As the VCR1-WCR3 library exhibited the most robust single-gene knockout efficacy, we utilized this tracrRNA combination to look for subtle differences between the two tracrRNAs. To this end, we generated libraries where the two tracrRNAs were flipped (VCR1-WCR3 compared to WCR3-VCR1) while maintaining the same crRNA sequences and promoters. There was no detectable alternation in efficacy between the VCR1 and WCR3 tracrRNAs as the LFC difference between VCR1 and WCR3 resulted in normal distribution centered around zero (Fig. 3a). We next examined the effects of the U6 and H1 promoters driving the expression of the two sgRNAs. To enable a direct comparison of the promoters while maintaining the same crRNA sequence coupled to the tracrRNAs, we included the same crRNA sequences for 10 genes under both the U6 and H1 promoters. Although the magnitude of LFC between the two promoters was similar, we consistently detected stronger depletion in sgRNAs driven under the U6 promoter using both the VCR1 or WCR3 tracrRNA as previously described (Fig. 3b)23. These data together suggest that the positional effects between the two sgRNAs are minimal, and that the slight observed bias is likely driven by promoter differences.

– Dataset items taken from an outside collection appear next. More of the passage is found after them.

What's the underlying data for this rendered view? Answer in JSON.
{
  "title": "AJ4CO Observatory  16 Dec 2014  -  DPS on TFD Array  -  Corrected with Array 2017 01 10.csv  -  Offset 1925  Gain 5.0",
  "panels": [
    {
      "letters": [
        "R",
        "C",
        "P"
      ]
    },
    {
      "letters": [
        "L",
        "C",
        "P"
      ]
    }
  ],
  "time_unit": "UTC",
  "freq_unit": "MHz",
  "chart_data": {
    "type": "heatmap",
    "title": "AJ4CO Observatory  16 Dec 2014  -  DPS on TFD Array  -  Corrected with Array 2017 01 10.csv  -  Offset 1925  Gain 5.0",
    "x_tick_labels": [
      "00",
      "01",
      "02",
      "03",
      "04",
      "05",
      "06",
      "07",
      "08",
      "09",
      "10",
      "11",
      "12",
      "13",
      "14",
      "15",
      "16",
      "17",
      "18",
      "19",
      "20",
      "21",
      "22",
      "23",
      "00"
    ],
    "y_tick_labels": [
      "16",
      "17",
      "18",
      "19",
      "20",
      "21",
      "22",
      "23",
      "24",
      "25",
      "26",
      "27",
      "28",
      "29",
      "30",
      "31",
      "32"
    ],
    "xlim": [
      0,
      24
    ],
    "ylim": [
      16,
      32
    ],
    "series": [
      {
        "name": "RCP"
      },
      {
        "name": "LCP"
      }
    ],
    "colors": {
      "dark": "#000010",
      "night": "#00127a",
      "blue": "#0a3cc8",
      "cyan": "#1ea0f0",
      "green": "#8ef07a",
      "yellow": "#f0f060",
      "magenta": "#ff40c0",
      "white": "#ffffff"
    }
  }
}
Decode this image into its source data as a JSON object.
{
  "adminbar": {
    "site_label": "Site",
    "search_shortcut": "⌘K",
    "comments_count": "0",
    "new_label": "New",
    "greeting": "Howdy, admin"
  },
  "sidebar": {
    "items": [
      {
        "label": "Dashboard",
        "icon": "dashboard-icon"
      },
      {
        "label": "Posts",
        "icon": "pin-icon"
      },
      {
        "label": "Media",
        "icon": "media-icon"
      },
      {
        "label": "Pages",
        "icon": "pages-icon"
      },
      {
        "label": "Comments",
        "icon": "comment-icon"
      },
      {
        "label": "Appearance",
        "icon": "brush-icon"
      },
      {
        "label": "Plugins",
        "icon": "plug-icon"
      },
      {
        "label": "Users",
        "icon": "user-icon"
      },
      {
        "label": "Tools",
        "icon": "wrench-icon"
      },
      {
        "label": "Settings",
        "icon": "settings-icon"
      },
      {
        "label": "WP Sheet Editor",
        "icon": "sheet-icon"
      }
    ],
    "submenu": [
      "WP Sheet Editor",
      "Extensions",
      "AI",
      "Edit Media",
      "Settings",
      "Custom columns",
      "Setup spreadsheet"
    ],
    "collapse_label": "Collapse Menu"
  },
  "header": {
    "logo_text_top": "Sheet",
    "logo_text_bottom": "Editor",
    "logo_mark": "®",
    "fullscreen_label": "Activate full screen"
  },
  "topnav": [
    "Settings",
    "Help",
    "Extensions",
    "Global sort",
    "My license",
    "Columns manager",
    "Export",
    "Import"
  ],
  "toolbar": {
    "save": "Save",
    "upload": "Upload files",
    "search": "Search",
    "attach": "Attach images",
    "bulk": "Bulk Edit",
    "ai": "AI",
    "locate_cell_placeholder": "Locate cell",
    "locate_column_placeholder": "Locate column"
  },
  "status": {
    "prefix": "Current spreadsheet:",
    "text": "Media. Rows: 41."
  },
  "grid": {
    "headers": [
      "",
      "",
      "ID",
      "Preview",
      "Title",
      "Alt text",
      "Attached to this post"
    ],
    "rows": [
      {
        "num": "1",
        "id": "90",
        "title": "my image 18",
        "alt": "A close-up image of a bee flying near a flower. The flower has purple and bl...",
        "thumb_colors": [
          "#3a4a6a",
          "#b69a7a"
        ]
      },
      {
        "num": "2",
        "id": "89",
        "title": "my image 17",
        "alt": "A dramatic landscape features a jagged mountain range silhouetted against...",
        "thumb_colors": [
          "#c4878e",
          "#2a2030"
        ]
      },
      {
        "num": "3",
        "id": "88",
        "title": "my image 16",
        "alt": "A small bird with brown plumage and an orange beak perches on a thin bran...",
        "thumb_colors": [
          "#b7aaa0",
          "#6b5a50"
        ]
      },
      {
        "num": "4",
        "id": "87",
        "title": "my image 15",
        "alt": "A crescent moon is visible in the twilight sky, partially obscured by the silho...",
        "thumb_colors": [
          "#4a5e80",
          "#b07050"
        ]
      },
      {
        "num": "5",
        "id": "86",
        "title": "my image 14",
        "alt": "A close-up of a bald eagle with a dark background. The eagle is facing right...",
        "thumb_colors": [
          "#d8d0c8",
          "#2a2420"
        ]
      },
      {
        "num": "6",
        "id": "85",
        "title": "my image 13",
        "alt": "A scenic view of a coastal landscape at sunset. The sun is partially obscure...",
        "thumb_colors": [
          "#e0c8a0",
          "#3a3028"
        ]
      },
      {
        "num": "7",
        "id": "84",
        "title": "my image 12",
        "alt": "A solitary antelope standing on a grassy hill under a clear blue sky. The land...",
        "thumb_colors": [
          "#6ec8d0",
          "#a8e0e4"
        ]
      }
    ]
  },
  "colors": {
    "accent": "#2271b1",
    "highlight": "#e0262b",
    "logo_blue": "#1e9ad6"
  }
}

Fig. 3: Positional effects and recombination rate on gene targeting.
figure 3

a Evaluation of tracrRNA effect calculated by the difference in LFC between sgRNAs utilizing the VCR1 and WCR3 tracrRNAs from the VCR1-WCR3 and WCR3-VCR1 screens in IPC298. Analyses separated by promoters expressing the sgRNA. b Evaluation of the promoter effect by correlation between the LFC from the U6 and H1 promoter. For ten genes, same crRNA sequences are used on both left and right position to remove crRNA variability. Analyses separated by tracrRNA used. c Schematic illustration evaluating the recombination rate by next-generation sequencing (NGS) reads. crRNA and tracrRNA in both positions were sequenced by NextSeq paired-end 150 bp. Reads were either mapped to crRNA only or crRNA+tracrRNA (sgRNA). d Recombination rate calculated by percent of reads mapped between sgRNA to crRNA in pDNA for WCR2-WCR3 (green) and VCR1-WCR3 (blue). e LFC calculated by reads mapped to crRNA or sgRNA. The percentage of pan-essential genes with LFC less than −3 are indicated in red. Source data are provided in the Source Data File.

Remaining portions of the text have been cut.